In the basement of St Vincent’s is a white room lit with fluorescent lighting. It gives the feeling of being sterile but there’s a horrid starkness – it feels void of all emotion. As if what goes on in the room is of no importance. It is a room that delivers facts. Cold, clinical facts. There is no filtering. It’s as if humanity has no place in this room. It just happens that these facts have the potential to have a massive impact on my life. “It doesn’t mean anything,” I discipline myself for the umpteenth time. I look back at the trolley full of syringes and then at the piece of plumbing sticking out of my arm. The staff have just finished preparing me for the next procedure in a chair that resembles one in which you would receive a lethal injection.
This particular moment in the cold, sterile room happens to be the moment for my latest MRI. These MRIs are to check if the tumour has grown and where it has grown. This scan marks just under four years since I was diagnosed. I have had a rough few months; that’s probably an understatement. I’ve pushed through ongoing pain, nausea and fatigue. All of these are possible signs that things have become worse. I am aware of it, and I can see in the eyes of the people around me that they too are aware of the possibility. This is why this time is particularly stressful. My life literally rides on these results. I need to distract myself.

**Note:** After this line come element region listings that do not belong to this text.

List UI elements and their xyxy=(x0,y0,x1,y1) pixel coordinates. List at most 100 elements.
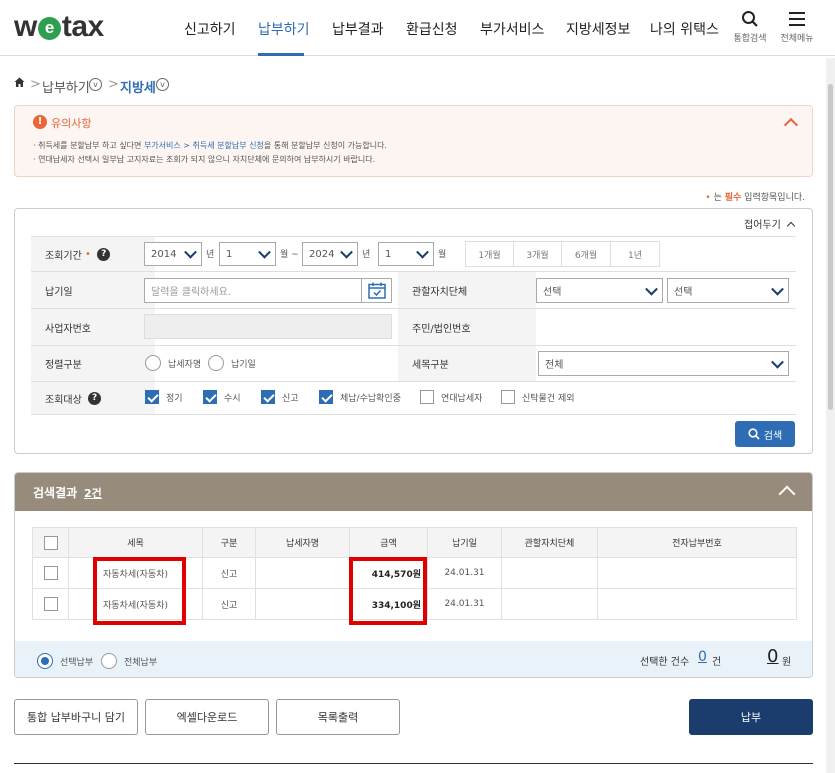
pay-selected-radio[interactable]: 선택납부 xyxy=(37,653,93,669)
checkbox xyxy=(319,390,333,404)
excel-download-button[interactable]: 엑셀다운로드 xyxy=(145,699,269,735)
calendar-button[interactable] xyxy=(361,279,391,302)
results-title: 검색결과 xyxy=(33,486,78,500)
breadcrumb-pay-dropdown[interactable]: v xyxy=(89,77,102,92)
help-icon[interactable]: ? xyxy=(88,391,102,405)
tax-item-select[interactable]: 전체 xyxy=(538,351,789,376)
type-cell: 신고 xyxy=(202,588,256,620)
nav-pay-result[interactable]: 납부결과 xyxy=(332,19,384,39)
target-occasional-checkbox[interactable]: 수시 xyxy=(203,390,241,404)
all-menu-label: 전체메뉴 xyxy=(780,34,814,44)
notice-line-1: · 취득세를 분할납부 하고 싶다면 부가서비스 > 취득세 분할납부 신청을 … xyxy=(33,140,387,151)
search-button[interactable]: 검색 xyxy=(735,421,795,447)
bizno-input[interactable] xyxy=(144,314,392,339)
gov-label: 관할자치단체 xyxy=(398,272,536,308)
collapse-label: 접어두기 xyxy=(744,220,781,231)
pay-all-radio[interactable]: 전체납부 xyxy=(101,653,157,669)
target-exclude-trust-checkbox[interactable]: 신탁물건 제외 xyxy=(501,390,575,404)
col-tax-item: 세목 xyxy=(68,527,203,558)
gov-cell xyxy=(501,588,598,620)
wetax-logo[interactable]: w e tax xyxy=(14,10,104,44)
notice-line-2: · 연대납세자 선택시 일부납 고지자료는 조회가 되지 않으니 자치단체에 문… xyxy=(33,155,376,164)
end-month-select[interactable]: 1 xyxy=(378,242,434,266)
required-note-pre: 는 xyxy=(713,193,725,203)
pay-button[interactable]: 납부 xyxy=(689,699,813,735)
row-checkbox[interactable] xyxy=(43,566,58,580)
nav-pay[interactable]: 납부하기 xyxy=(258,19,310,39)
integrated-search-button[interactable]: 통합검색 xyxy=(731,10,769,44)
gov-select-2-value: 선택 xyxy=(674,287,693,298)
breadcrumb-local-tax[interactable]: 지방세 xyxy=(120,77,156,96)
nav-file-return[interactable]: 신고하기 xyxy=(184,19,236,39)
collapse-results-icon[interactable] xyxy=(778,485,796,503)
radio-button xyxy=(208,355,224,371)
col-epay-number: 전자납부번호 xyxy=(597,527,797,558)
notice-title: 유의사항 xyxy=(51,117,92,130)
nav-my-wetax[interactable]: 나의 위택스 xyxy=(650,19,719,39)
help-icon[interactable]: ? xyxy=(97,247,111,261)
nav-extra-services[interactable]: 부가서비스 xyxy=(480,19,544,39)
breadcrumb-pay[interactable]: 납부하기 xyxy=(42,77,90,96)
top-header: w e tax 신고하기 납부하기 납부결과 환급신청 부가서비스 지방세정보 나의… xyxy=(0,0,835,56)
chevron-up-icon xyxy=(786,221,796,231)
calendar-icon xyxy=(367,282,386,299)
breadcrumb-separator-icon: > xyxy=(108,77,119,92)
total-amount-value: 0 xyxy=(767,646,779,667)
warning-icon: ! xyxy=(33,115,47,129)
sort-by-due-radio[interactable]: 납기일 xyxy=(208,355,256,371)
target-arrears-label: 체납/수납확인중 xyxy=(340,393,401,404)
period-3-month-button[interactable]: 3개월 xyxy=(513,241,562,267)
period-1-year-button[interactable]: 1년 xyxy=(610,241,660,267)
due-date-input[interactable]: 달력을 클릭하세요. xyxy=(144,278,392,303)
logo-letter-w: w xyxy=(14,10,37,43)
target-joint-payer-checkbox[interactable]: 연대납세자 xyxy=(420,390,482,404)
select-all-checkbox[interactable] xyxy=(43,535,58,550)
notice-box: ! 유의사항 · 취득세를 분할납부 하고 싶다면 부가서비스 > 취득세 분할… xyxy=(14,105,813,177)
epay-number-cell xyxy=(597,557,797,589)
chevron-down-icon: v xyxy=(156,78,169,91)
home-icon[interactable] xyxy=(14,77,25,88)
add-to-cart-button[interactable]: 통합 납부바구니 담기 xyxy=(14,699,138,735)
checkbox xyxy=(420,390,434,404)
start-year-select[interactable]: 2014 xyxy=(144,242,202,266)
collapse-search-button[interactable]: 접어두기 xyxy=(744,216,796,231)
bizno-label: 사업자번호 xyxy=(31,309,155,345)
nav-local-tax-info[interactable]: 지방세정보 xyxy=(566,19,630,39)
end-year-select[interactable]: 2024 xyxy=(302,242,358,266)
select-all-cell xyxy=(32,527,69,558)
period-6-month-button[interactable]: 6개월 xyxy=(561,241,611,267)
month-unit-tilde: 월 ~ xyxy=(280,250,299,260)
pay-selected-label: 선택납부 xyxy=(60,657,94,668)
required-note-bold: 필수 xyxy=(724,193,742,203)
nav-refund[interactable]: 환급신청 xyxy=(406,19,458,39)
gov-select-2[interactable]: 선택 xyxy=(667,278,789,303)
checkbox xyxy=(203,390,217,404)
bottom-divider xyxy=(14,763,813,764)
gov-select-1-value: 선택 xyxy=(543,287,562,298)
sort-by-payer-radio[interactable]: 납세자명 xyxy=(145,355,201,371)
chevron-down-icon xyxy=(645,282,658,296)
gov-select-1[interactable]: 선택 xyxy=(536,278,663,303)
target-filing-checkbox[interactable]: 신고 xyxy=(261,390,299,404)
all-menu-button[interactable]: 전체메뉴 xyxy=(778,10,816,44)
print-list-button[interactable]: 목록출력 xyxy=(276,699,400,735)
chevron-down-icon xyxy=(258,245,271,259)
target-arrears-checkbox[interactable]: 체납/수납확인중 xyxy=(319,390,401,404)
collapse-notice-icon[interactable] xyxy=(783,117,799,133)
year-unit: 년 xyxy=(206,250,215,260)
target-exclude-trust-label: 신탁물건 제외 xyxy=(522,393,575,404)
tax-item-label: 세목구분 xyxy=(398,346,536,381)
period-label: 조회기간 • ? xyxy=(31,237,155,271)
selected-count-unit: 건 xyxy=(712,657,722,668)
payer-cell xyxy=(255,588,350,620)
scrollbar-thumb[interactable] xyxy=(828,84,833,410)
start-month-select[interactable]: 1 xyxy=(219,242,276,266)
selected-count-label: 선택한 건수 xyxy=(640,657,690,668)
period-1-month-button[interactable]: 1개월 xyxy=(465,241,514,267)
target-regular-checkbox[interactable]: 정기 xyxy=(145,390,183,404)
breadcrumb-local-tax-dropdown[interactable]: v xyxy=(156,77,169,92)
chevron-down-icon xyxy=(771,355,784,369)
installment-link[interactable]: 부가서비스 > 취득세 분할납부 신청 xyxy=(144,141,264,150)
radio-button xyxy=(145,355,161,371)
row-checkbox[interactable] xyxy=(43,597,58,611)
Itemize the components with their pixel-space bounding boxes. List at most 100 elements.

Randomly a song jumps into my head. It must be because of the socks. The floors are smooth vinyl. I have a rule: if it’s a slippery floor and I’m wearing socks, the only suitable form of transport is sliding. It is during the sliding that the song hits me. Happy for the distraction, I decide to create a little video while trying not to be busted by the staff. Distraction is a great way of getting through the stress of the event. This also has the extra benefit of adding humour. I’ve found humour to be a great way of dealing with moments and events that are difficult to comprehend.
Life’s too serious to take seriously so here is the video:
Going into the MRI is an experience that always reminds me of radiotherapy. It’s not as bad, but the reminder is enough! I am not a big person, but even I feel big on the hard table I am to lie on. My head is locked into a plastic prison, a mirror positioned above my eyes so I can see out. I think it is supposed to allow you to see the staff, which would be a great idea if they approached somewhere within the limited visual span. It’s intimidating having someone inject contrast into your body without being able to see them or what they are injecting. I do get a good view of my toes though.
Lying there, the MRI sounds like a dance party with irregular bass drops. There’s no beat, so no chance of dancing, and I couldn’t move anyway. But there is a huge amount of time to think. As if I needed more time to think. I won’t find out the results of these tests for another five days yet. This is just another way that cancer eats away at you.
The constant reminder that life is short is exhausting. Will this test show I need to have more treatment? Will these results show that I have run out of time? Is it my turn now to become one of the statistics?